Treatment options available for more advanced cases of diabetic retinopathy include:
Photocoagulation or Focal Laser Treatment
This is a laser treatment that seals blood vessel leaks so the liquid is slowed or stopped from seeping into the eye. It might not return your vision to normal, but it can reduce the risk of worsening macular edema. Anti-VEGF therapy has replaced focal laser as the primary treatment for diabetic macular edema.
Panretinal Photocoagulation or Scatter Laser Treatment
Also a laser treatment, this procedure shrinks abnormal blood vessels. It might result in a loss of some peripheral or night vision, but it slows or stops the damage caused by abnormal blood vessels.
The vitrectomy procedure removes blood and scar tissue from the middle of the eye through a small incision.

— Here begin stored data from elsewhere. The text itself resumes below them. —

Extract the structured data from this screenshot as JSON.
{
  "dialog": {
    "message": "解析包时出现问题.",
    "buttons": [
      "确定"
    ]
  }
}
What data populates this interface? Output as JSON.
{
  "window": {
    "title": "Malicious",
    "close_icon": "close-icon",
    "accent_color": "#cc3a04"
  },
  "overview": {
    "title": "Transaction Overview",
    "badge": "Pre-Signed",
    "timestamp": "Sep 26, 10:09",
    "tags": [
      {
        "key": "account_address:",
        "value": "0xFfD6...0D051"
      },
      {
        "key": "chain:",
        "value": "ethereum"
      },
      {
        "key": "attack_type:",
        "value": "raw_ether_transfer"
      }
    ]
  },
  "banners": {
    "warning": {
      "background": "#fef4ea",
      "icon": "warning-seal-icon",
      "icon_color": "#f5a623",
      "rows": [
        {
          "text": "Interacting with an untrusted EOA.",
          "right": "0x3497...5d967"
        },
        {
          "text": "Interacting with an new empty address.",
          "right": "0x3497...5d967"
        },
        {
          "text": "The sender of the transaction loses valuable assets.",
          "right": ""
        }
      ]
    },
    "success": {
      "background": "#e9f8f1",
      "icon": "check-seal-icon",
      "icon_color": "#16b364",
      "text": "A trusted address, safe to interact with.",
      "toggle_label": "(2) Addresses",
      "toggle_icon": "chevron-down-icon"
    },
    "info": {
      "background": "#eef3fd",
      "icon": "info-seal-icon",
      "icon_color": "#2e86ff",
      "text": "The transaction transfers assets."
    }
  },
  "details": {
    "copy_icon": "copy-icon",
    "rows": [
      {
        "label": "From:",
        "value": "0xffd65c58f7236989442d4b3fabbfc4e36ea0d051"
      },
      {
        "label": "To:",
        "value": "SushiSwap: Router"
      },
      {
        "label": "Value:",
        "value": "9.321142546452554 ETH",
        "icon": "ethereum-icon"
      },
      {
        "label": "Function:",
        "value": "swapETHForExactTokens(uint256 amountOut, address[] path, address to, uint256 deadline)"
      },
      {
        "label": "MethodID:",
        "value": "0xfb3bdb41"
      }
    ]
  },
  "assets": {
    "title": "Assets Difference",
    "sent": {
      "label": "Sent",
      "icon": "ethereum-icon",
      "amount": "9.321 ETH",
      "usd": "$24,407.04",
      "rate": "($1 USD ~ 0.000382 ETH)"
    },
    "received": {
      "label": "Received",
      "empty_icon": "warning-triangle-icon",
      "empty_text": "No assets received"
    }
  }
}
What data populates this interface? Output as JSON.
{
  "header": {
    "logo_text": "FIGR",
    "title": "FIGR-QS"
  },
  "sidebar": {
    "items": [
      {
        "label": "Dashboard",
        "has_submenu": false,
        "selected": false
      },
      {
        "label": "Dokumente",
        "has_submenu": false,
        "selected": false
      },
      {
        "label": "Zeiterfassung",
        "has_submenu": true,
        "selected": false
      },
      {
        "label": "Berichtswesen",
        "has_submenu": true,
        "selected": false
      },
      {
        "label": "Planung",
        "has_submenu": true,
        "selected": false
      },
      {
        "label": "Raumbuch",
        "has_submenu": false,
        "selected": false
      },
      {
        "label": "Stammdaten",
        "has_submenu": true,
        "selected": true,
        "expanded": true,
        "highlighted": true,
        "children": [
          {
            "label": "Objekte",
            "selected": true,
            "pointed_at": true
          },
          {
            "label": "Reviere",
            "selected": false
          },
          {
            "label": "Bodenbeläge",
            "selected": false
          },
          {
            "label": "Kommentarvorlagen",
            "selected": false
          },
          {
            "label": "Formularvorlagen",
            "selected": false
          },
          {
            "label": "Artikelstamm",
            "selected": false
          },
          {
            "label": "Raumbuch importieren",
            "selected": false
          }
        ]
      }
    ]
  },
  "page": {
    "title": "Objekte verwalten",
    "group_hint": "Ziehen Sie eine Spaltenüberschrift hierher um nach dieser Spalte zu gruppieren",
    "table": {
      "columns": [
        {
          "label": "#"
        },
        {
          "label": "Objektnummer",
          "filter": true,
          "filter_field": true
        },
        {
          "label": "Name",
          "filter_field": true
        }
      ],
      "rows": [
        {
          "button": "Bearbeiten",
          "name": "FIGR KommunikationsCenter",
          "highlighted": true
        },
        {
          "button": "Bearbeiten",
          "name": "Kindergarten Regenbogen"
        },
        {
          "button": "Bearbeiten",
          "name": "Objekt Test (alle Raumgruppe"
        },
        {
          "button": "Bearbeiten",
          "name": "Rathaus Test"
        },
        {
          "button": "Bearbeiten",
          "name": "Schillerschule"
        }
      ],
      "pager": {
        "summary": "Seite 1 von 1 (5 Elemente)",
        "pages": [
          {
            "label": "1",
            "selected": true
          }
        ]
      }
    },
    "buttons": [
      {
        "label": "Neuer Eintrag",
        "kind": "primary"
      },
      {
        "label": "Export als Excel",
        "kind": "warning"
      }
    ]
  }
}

Vascular endothelial growth factor (VEGF) inhibitors can be injected directly into the eye to prevent the growth of abnormal blood vessels. Growth inhibitor medication can be used alone or in combination with other treatments.
Vitrectomy surgery might be an option to slow or stop the progression of diabetic retinopathy. Surgery is not a cure and follow-up treatment is usually needed.